Chronique

Matthieu Mazué Trio

We stay still

Matthieu Mazué (p), Xaver Ruëgg (cb), Michal Cina (dm)

Label / Distribution : Jazzdor Series

Se positionnant clairement dans le prolongement de Mal Waldron (comme le soulignent les notes de pochette), Paul Bley ou, plus proche d’ici, Stéphan Oliva - ces poètes du clavier qui distillent des harmonies savantes sur des espaces-temps qu’ils remodèlent au fur et à mesure de leur discours, Mathieu Mazué, trentenaire français qui construit sa vie professionnelle en Suisse, propose avec ce disque un trio d’une grande maturité.

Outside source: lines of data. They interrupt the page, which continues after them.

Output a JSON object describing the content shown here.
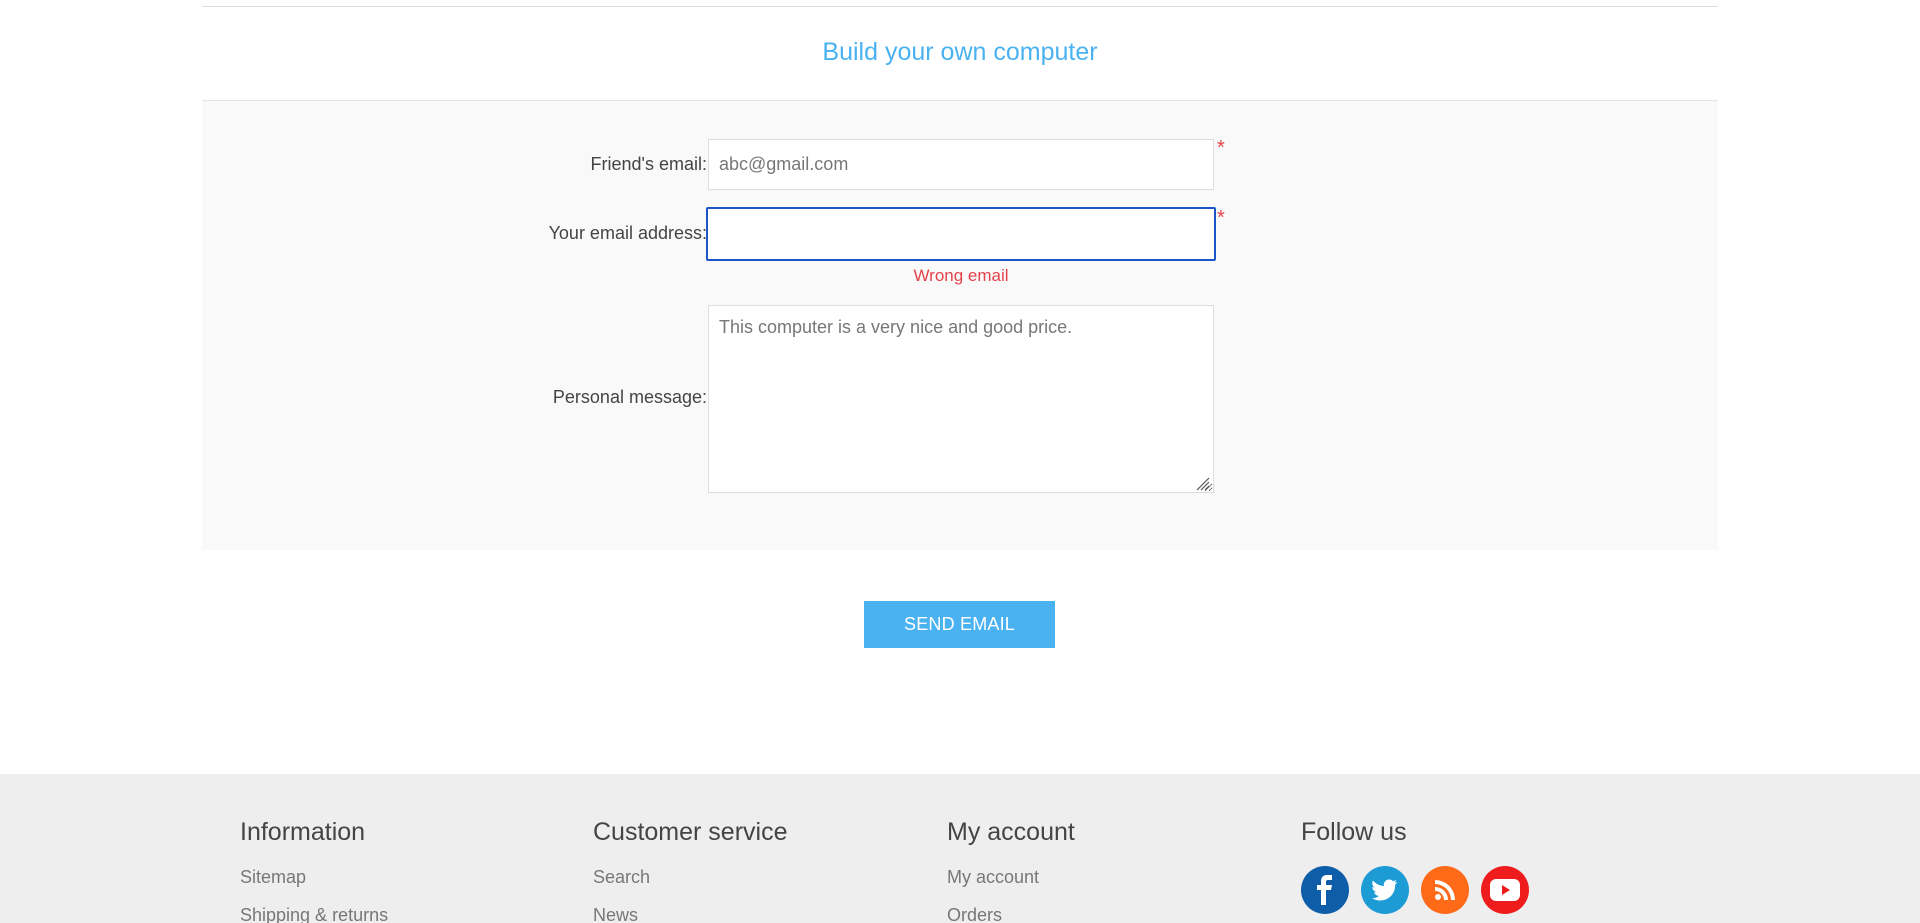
{
  "product": {
    "title": "Build your own computer"
  },
  "form": {
    "friend_email": {
      "label": "Friend's email:",
      "value": "abc@gmail.com",
      "required_mark": "*"
    },
    "your_email": {
      "label": "Your email address:",
      "value": "",
      "required_mark": "*",
      "error": "Wrong email"
    },
    "personal_message": {
      "label": "Personal message:",
      "value": "This computer is a very nice and good price."
    },
    "submit_label": "Send email"
  },
  "footer": {
    "information": {
      "title": "Information",
      "links": [
        "Sitemap",
        "Shipping & returns"
      ]
    },
    "customer_service": {
      "title": "Customer service",
      "links": [
        "Search",
        "News"
      ]
    },
    "my_account": {
      "title": "My account",
      "links": [
        "My account",
        "Orders"
      ]
    },
    "follow_us": {
      "title": "Follow us",
      "icons": [
        "facebook-icon",
        "twitter-icon",
        "rss-icon",
        "youtube-icon"
      ]
    }
  },
  "colors": {
    "accent": "#4ab2f1",
    "error": "#e4434b",
    "focus_border": "#1a56c8",
    "facebook": "#0e5da8",
    "twitter": "#1c9bd5",
    "rss": "#ff6a19",
    "youtube": "#ee1c1c"
  }
}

Entouré de partenaires avec qui il évolue depuis quelque temps maintenant, gage d’une complicité évidente dans la production de leur musique, il donne à entendre des compositions personnelles qui posent des climats crépusculaires et capiteux. À partir de structures savamment architecturées dans lesquelles s’enchâssent des développements en diagonale, il joue le jeu de la déconstruction dès lors qu’il se lance dans des improvisations qui participent pleinement à l’édification de l’ensemble. Le positionnement adopté par la basse et la batterie permet au corps musical de prendre son autonomie en libérant une forme qui y gagne en expressivité.

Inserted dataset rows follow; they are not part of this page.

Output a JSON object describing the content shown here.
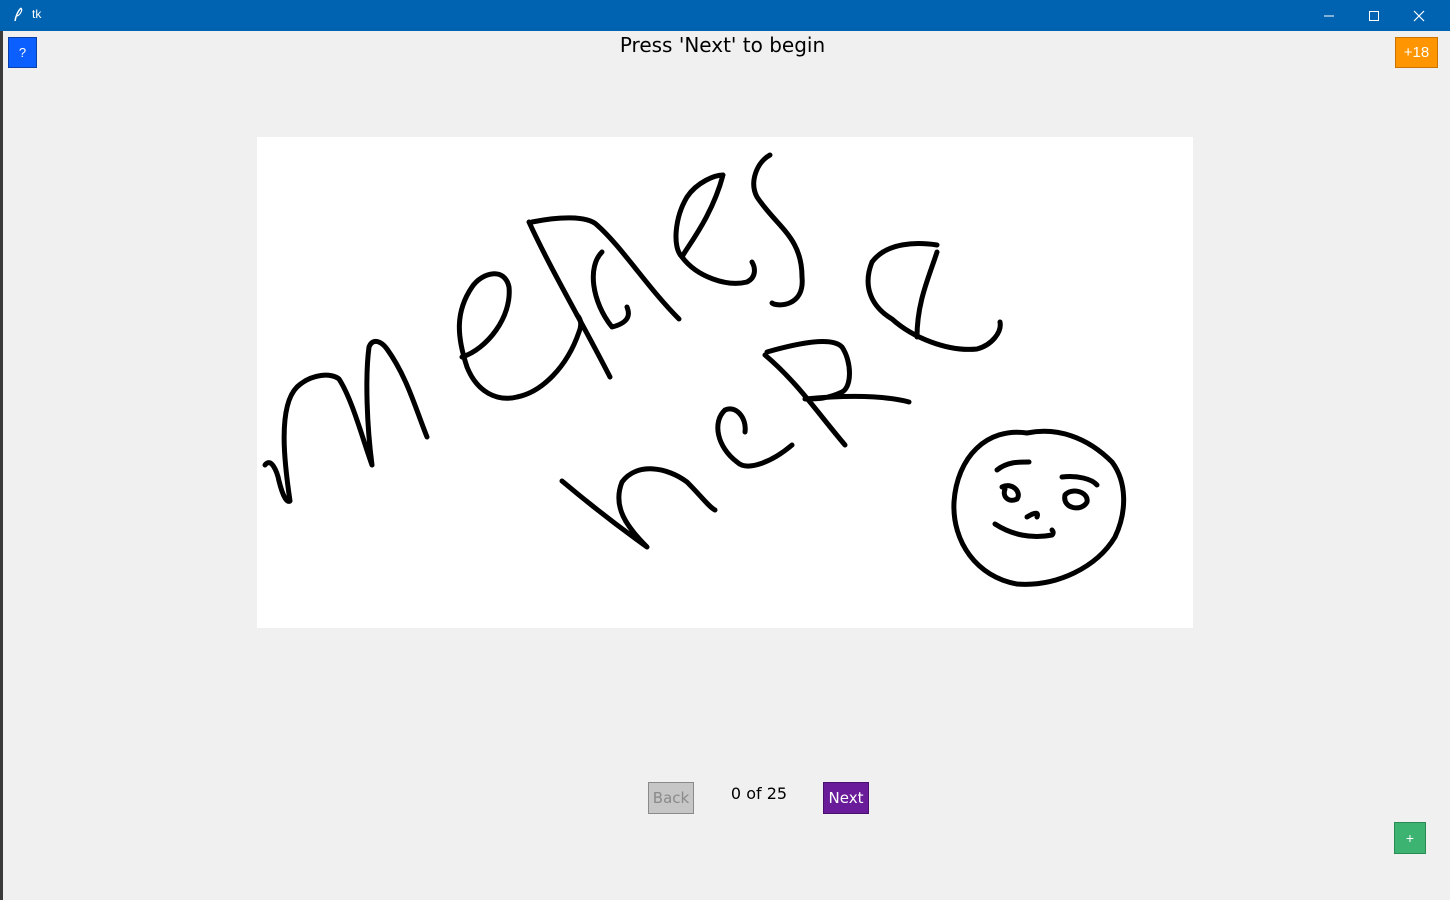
{
  "window": {
    "title": "tk",
    "titlebar_color": "#0063b1"
  },
  "toolbar": {
    "help_label": "?",
    "help_color": "#0b5fff",
    "age_label": "+18",
    "age_color": "#ff9500"
  },
  "main": {
    "heading": "Press 'Next' to begin",
    "image": {
      "description_icon": "handwritten-drawing",
      "handwritten_text": "memes here"
    }
  },
  "navigation": {
    "back_label": "Back",
    "back_enabled": false,
    "counter_text": "0 of 25",
    "current": 0,
    "total": 25,
    "next_label": "Next",
    "next_color": "#6a1b9a"
  },
  "fab": {
    "add_label": "+",
    "add_color": "#3cb371"
  }
}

Ainsi, la batterie de Michael Cina ne marque pas le temps mais s’exerce à placer des accents non convenus pour dérouter le sens du propos, tandis que la basse de Xaver Rüegg, dans le même ordre d’idées, oriente les mélodies ou se fait le centre d’une gravité qu’elle absorbe avec force. Mazué, de son côté, parsème son clavier d’étincelles dissonantes ou déploie des phrasés qui investissent les parties graves comme les plus hautes avec une envie de poser une dramaturgie.

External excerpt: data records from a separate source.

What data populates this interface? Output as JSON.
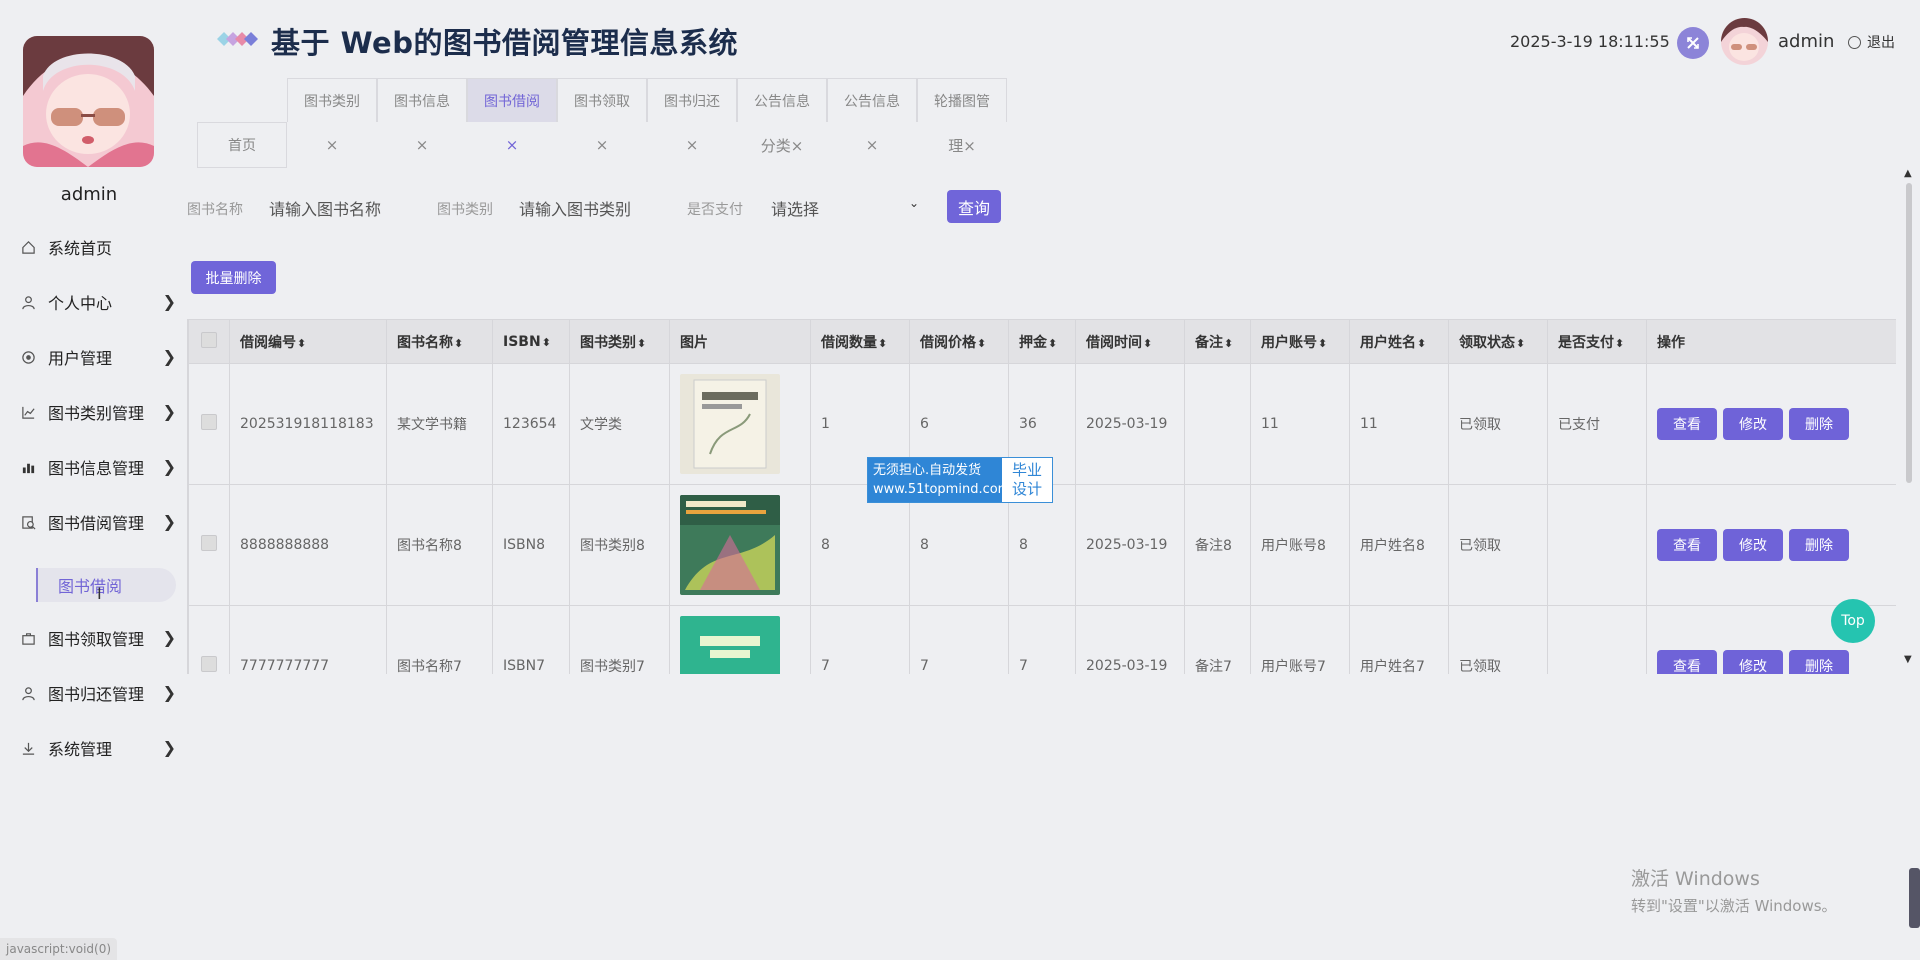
{
  "app": {
    "title": "基于 Web的图书借阅管理信息系统",
    "datetime": "2025-3-19 18:11:55",
    "username": "admin",
    "logout_label": "退出"
  },
  "sidebar": {
    "user": "admin",
    "items": [
      {
        "label": "系统首页",
        "icon": "home-icon",
        "has_arrow": false
      },
      {
        "label": "个人中心",
        "icon": "person-icon",
        "has_arrow": true
      },
      {
        "label": "用户管理",
        "icon": "target-icon",
        "has_arrow": true
      },
      {
        "label": "图书类别管理",
        "icon": "line-chart-icon",
        "has_arrow": true
      },
      {
        "label": "图书信息管理",
        "icon": "bar-chart-icon",
        "has_arrow": true
      },
      {
        "label": "图书借阅管理",
        "icon": "search-doc-icon",
        "has_arrow": true
      },
      {
        "label": "图书领取管理",
        "icon": "briefcase-icon",
        "has_arrow": true
      },
      {
        "label": "图书归还管理",
        "icon": "person-icon",
        "has_arrow": true
      },
      {
        "label": "系统管理",
        "icon": "download-icon",
        "has_arrow": true
      }
    ],
    "submenu_active": "图书借阅"
  },
  "tabs": {
    "top": [
      "图书类别",
      "图书信息",
      "图书借阅",
      "图书领取",
      "图书归还",
      "公告信息",
      "公告信息",
      "轮播图管"
    ],
    "active_index": 2,
    "home": "首页",
    "bottom": [
      "×",
      "×",
      "×",
      "×",
      "×",
      "分类×",
      "×",
      "理×"
    ]
  },
  "search": {
    "name_label": "图书名称",
    "name_placeholder": "请输入图书名称",
    "category_label": "图书类别",
    "category_placeholder": "请输入图书类别",
    "paid_label": "是否支付",
    "paid_value": "请选择",
    "query_button": "查询"
  },
  "batch_delete_button": "批量删除",
  "table": {
    "columns": [
      "借阅编号",
      "图书名称",
      "ISBN",
      "图书类别",
      "图片",
      "借阅数量",
      "借阅价格",
      "押金",
      "借阅时间",
      "备注",
      "用户账号",
      "用户姓名",
      "领取状态",
      "是否支付",
      "操作"
    ],
    "sortable": [
      true,
      true,
      true,
      true,
      false,
      true,
      true,
      true,
      true,
      true,
      true,
      true,
      true,
      true,
      false
    ],
    "rows": [
      {
        "id": "202531918118183",
        "name": "某文学书籍",
        "isbn": "123654",
        "category": "文学类",
        "qty": "1",
        "price": "6",
        "deposit": "36",
        "date": "2025-03-19",
        "note": "",
        "account": "11",
        "username": "11",
        "status": "已领取",
        "paid": "已支付"
      },
      {
        "id": "8888888888",
        "name": "图书名称8",
        "isbn": "ISBN8",
        "category": "图书类别8",
        "qty": "8",
        "price": "8",
        "deposit": "8",
        "date": "2025-03-19",
        "note": "备注8",
        "account": "用户账号8",
        "username": "用户姓名8",
        "status": "已领取",
        "paid": ""
      },
      {
        "id": "7777777777",
        "name": "图书名称7",
        "isbn": "ISBN7",
        "category": "图书类别7",
        "qty": "7",
        "price": "7",
        "deposit": "7",
        "date": "2025-03-19",
        "note": "备注7",
        "account": "用户账号7",
        "username": "用户姓名7",
        "status": "已领取",
        "paid": ""
      }
    ],
    "row_actions": [
      "查看",
      "修改",
      "删除"
    ]
  },
  "watermark": {
    "line1": "无须担心.自动发货",
    "line2": "www.51topmind.com",
    "right1": "毕业",
    "right2": "设计"
  },
  "top_button": "Top",
  "windows_watermark": {
    "line1": "激活 Windows",
    "line2": "转到\"设置\"以激活 Windows。"
  },
  "status_url": "javascript:void(0)",
  "colors": {
    "accent": "#7065d9",
    "top_button": "#25c4b0",
    "title": "#1c2d4c"
  }
}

Par ces approches spatialisées, le trio entre dans le cœur de la matière avec obstination et fait surgir des affects chargés d’émotivité. Si l’on peut, à ce sujet, souhaiter parfois un besoin d’assouplissement dans la radicalité du geste, les prochaines propositions de ce trio seront à suivre avec attention ; il est fort probable que ce pianiste n’en restera pas là dans ses investigations.